There's nothing about the physics of nature that requires us to call a positive or a negative charge that way.
It could have been the other way around
but for historical reasons the electron is called a negative charge
and the value of this negative charge is represented with a letter e
and the magnitude of that letter e is very small for one electron
and it is 1.6 times 10 to the minus 19th power coulombs.
Protons have a positive charge but it turns out the magnitude of this number is exactly the same.
It's also 1.6 times 10 to the minus 19.
So electrons and protons have the same charge
even though they have very different sizes and therefore very different masses.
So, keep that in mind as we go forward that these charges are the same
having the same magnitude but one is negative and the other one is positive.
The last nucleon, the last object in the nucleus which is the neutron,
has no charge at all which is actually why we call it the neutron,
It is a neutral object and will not experience any of these electrical forces.
With these electron, proton, and neutron that we just described,
we can talk about the overall charge of an atom which is composed of more than one of these.
So, suppose we have a single proton in the center like this and it has orbiting it an electron,
this would be a hydrogen atom because it has one proton in the center
but because it has an electron orbiting it
and because we said that the electron and the proton are equal charges in magnitude
but opposite, one is positive and the other one is negative,
we say that the charge of this hydrogen atom is zero.
It's a neutral hydrogen atom again because the charges are opposite.
If we added an electron for some reason,
if it adopted an electron because of its environment,
we would say that it is now negatively charged
because it has two negative charges while only having the one positive charge from the proton.
We have a name for charges like this which are anions.
We say a negatively charged ion is an anion.
One easy way to remember this might be to think of it as 'A negative ion.'
It is an anion.

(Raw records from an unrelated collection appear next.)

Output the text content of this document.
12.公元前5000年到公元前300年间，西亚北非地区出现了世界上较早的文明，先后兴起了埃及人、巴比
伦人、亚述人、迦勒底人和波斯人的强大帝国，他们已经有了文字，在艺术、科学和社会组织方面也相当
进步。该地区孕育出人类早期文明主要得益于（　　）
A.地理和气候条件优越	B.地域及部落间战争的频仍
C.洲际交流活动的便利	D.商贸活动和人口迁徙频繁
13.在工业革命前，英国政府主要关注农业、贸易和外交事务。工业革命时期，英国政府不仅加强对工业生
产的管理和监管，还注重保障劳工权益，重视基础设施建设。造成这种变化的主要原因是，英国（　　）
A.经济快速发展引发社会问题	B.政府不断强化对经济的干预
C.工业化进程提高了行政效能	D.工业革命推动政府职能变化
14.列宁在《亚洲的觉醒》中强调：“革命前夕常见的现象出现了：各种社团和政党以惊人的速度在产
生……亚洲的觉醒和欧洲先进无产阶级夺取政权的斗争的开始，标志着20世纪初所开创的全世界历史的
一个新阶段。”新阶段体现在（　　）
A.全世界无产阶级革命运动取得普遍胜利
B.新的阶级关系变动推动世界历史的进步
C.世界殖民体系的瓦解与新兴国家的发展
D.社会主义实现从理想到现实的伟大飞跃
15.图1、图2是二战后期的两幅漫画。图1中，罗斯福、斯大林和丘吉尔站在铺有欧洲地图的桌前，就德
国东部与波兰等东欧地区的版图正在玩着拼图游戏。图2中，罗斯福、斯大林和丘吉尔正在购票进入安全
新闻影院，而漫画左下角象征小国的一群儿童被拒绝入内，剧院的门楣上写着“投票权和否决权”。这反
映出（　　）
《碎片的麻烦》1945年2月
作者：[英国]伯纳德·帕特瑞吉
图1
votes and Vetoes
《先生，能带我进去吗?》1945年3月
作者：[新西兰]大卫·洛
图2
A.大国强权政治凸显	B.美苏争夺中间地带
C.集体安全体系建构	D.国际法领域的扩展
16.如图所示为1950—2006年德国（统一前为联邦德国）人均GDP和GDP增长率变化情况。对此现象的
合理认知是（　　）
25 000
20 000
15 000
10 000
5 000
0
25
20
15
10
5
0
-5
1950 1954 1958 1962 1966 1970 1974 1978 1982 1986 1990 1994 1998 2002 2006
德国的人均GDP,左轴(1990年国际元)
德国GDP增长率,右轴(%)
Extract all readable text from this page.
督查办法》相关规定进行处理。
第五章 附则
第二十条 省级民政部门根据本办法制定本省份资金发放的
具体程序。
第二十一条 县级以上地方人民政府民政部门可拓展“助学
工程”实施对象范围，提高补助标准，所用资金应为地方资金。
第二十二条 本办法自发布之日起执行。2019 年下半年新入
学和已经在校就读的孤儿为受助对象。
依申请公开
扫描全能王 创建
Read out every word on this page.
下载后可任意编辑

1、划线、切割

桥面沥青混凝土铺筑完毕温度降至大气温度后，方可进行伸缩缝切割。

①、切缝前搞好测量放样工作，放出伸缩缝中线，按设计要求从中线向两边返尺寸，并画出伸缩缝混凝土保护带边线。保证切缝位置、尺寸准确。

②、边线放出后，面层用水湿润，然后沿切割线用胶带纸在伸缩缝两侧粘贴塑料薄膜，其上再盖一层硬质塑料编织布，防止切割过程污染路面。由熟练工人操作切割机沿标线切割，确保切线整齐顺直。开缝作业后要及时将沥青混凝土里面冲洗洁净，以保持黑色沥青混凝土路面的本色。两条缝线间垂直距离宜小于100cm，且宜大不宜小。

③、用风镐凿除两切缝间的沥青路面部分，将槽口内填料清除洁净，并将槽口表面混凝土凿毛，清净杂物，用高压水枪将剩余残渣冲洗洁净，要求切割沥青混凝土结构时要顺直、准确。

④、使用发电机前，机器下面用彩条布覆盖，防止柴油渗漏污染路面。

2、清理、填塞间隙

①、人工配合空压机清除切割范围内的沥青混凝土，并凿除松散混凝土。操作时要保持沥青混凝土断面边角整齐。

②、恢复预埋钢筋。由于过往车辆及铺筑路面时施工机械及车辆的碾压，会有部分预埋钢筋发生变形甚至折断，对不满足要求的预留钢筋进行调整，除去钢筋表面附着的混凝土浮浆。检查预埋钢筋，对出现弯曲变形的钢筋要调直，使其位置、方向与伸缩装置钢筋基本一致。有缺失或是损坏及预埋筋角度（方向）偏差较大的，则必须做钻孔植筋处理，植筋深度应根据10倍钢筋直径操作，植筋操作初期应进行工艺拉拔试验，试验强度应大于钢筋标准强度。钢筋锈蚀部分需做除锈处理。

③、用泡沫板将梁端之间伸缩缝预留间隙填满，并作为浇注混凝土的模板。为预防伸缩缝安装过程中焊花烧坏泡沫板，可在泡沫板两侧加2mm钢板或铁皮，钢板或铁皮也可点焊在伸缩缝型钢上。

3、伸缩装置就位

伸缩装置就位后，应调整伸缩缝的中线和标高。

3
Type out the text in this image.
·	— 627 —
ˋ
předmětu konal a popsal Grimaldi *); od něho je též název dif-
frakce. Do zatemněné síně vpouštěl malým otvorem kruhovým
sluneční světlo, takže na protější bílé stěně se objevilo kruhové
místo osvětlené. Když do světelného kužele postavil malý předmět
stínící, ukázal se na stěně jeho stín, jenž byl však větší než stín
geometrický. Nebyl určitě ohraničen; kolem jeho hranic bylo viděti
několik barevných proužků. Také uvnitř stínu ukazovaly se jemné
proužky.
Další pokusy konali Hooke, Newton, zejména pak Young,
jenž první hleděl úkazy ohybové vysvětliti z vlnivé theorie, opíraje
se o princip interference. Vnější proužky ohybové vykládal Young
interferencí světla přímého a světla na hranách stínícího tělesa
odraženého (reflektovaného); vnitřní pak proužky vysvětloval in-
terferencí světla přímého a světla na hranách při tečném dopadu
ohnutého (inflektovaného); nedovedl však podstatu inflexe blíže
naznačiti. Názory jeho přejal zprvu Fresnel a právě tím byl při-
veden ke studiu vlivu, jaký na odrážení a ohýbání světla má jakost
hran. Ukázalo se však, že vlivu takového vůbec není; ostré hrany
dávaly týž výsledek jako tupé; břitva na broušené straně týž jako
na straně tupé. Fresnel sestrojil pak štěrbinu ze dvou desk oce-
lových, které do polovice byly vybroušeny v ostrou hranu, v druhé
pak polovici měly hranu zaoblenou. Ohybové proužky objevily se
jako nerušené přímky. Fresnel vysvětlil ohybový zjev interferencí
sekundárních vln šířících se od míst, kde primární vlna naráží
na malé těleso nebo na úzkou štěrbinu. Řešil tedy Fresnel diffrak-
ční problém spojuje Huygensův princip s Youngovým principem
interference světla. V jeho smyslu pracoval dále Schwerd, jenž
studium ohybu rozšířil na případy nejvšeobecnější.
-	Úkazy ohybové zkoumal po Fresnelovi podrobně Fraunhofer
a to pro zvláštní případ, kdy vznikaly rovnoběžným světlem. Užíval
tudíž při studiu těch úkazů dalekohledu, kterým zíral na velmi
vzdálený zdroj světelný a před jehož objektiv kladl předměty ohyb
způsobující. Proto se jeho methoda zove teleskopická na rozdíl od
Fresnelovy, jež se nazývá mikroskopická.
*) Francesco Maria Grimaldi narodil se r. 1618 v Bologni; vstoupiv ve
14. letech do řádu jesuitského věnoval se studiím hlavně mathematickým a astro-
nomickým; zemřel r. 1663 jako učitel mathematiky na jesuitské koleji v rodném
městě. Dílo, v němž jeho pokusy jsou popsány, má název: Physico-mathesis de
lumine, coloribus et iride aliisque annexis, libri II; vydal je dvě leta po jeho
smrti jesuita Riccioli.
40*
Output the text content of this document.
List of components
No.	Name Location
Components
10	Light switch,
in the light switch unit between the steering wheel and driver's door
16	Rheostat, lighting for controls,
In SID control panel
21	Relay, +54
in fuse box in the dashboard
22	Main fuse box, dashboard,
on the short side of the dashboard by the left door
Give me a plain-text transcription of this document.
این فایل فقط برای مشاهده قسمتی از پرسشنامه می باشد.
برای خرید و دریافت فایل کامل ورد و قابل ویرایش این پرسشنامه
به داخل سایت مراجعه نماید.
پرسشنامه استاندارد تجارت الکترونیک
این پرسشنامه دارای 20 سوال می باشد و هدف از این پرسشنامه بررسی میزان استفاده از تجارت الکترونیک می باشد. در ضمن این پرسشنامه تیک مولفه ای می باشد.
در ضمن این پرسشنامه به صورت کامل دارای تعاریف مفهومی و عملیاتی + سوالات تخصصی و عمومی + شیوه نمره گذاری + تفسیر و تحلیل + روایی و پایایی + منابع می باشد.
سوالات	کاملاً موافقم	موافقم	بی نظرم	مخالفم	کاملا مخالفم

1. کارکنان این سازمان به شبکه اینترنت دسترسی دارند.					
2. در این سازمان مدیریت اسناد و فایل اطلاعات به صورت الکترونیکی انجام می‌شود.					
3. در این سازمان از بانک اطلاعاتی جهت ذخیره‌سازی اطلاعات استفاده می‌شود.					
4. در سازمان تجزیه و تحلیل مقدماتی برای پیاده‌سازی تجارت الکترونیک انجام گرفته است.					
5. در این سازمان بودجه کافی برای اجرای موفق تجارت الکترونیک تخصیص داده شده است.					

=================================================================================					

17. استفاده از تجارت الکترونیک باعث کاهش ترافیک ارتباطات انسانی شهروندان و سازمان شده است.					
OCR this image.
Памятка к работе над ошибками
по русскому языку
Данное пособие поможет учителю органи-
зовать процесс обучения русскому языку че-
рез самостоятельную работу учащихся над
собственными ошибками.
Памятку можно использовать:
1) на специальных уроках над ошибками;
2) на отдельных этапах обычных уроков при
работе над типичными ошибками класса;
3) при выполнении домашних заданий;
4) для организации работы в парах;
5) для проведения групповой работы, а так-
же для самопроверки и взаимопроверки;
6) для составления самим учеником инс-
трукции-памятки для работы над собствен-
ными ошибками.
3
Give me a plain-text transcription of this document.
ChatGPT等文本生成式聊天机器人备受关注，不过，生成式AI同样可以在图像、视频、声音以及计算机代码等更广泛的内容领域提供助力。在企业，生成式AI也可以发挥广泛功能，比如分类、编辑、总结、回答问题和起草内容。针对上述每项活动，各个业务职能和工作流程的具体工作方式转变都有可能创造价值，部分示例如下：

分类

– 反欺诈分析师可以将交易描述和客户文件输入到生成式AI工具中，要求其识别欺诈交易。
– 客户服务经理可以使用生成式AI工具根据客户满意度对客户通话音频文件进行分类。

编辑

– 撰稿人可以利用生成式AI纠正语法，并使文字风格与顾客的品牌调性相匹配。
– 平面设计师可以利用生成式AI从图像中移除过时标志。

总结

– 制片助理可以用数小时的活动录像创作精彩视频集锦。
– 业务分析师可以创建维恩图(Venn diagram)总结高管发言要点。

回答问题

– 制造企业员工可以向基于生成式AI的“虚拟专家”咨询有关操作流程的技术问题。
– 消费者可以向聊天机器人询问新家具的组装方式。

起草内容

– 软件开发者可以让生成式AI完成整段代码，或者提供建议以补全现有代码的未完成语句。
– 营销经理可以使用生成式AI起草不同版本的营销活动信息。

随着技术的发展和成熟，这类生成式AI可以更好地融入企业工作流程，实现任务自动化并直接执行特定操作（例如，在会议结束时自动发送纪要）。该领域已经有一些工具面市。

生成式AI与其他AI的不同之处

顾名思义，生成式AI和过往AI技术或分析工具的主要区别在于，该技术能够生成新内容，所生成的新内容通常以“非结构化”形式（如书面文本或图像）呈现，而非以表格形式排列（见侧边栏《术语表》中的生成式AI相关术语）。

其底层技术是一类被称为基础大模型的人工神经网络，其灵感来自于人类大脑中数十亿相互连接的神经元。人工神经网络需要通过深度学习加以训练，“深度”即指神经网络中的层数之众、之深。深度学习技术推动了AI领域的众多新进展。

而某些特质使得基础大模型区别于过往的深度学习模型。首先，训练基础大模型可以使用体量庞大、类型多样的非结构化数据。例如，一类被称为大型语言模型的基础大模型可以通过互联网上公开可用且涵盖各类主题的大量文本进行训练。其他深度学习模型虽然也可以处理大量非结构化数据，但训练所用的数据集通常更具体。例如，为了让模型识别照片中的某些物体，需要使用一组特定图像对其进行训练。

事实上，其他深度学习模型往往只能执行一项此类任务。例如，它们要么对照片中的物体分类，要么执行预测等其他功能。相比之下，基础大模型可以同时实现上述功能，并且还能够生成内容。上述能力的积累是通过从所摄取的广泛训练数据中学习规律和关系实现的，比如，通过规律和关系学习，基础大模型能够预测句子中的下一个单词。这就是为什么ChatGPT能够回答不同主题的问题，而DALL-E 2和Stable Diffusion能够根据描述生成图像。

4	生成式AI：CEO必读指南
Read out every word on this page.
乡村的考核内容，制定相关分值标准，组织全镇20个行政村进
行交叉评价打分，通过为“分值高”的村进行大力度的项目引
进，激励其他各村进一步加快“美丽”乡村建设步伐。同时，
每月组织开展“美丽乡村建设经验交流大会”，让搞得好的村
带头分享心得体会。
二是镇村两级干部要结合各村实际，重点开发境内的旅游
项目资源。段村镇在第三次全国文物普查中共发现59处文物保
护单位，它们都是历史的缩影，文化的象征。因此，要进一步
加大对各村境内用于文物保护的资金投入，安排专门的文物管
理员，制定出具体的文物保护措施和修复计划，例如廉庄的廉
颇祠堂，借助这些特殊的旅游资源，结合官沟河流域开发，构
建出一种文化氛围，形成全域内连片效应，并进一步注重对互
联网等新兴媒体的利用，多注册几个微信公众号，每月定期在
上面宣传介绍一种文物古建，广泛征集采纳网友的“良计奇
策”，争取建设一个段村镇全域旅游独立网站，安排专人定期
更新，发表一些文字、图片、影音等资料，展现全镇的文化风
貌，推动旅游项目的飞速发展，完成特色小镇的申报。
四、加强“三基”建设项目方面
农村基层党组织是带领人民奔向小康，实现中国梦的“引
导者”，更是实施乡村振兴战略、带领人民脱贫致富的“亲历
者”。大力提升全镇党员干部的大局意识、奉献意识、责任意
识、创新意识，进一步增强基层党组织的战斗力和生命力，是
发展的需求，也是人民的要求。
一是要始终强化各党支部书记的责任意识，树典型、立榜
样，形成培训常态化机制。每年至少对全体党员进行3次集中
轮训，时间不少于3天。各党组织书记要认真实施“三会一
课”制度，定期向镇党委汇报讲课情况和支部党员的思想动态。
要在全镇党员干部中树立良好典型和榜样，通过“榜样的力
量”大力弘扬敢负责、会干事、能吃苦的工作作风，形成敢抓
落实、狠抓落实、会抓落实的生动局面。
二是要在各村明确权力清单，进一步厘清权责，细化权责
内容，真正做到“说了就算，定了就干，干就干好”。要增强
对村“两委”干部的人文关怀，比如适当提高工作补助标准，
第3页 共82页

On the other hand we could have the opposite thing happen maybe your atom,
this hydrogen atom, loses one electron.
In that case it no longer has any electrons while it still has this positive proton charge.
If that's the case then the net charge of the atom as a whole
is now positive and we give it a different name which is a cation rather than an anion.
We only have the mnemonic for an anion so that one might be easier to remember
and just always remember the cation is the opposite. It's positively charged.
There are few very important things to know about charge.
One is that charge is quantized.
What we mean by that is you cannot have a half of an electric charge or a 1.5 electric charges.
You have to come in discrete quantized units of charge.
Also, the charge must be an integer of this basic value that we saw which is e,
that very tiny number of the charge of the electron and the charge of the proton.
Finally, the total charge is conserved.
This charge can't disappear anywhere
and nor can charge just come from somewhere in a given closed system.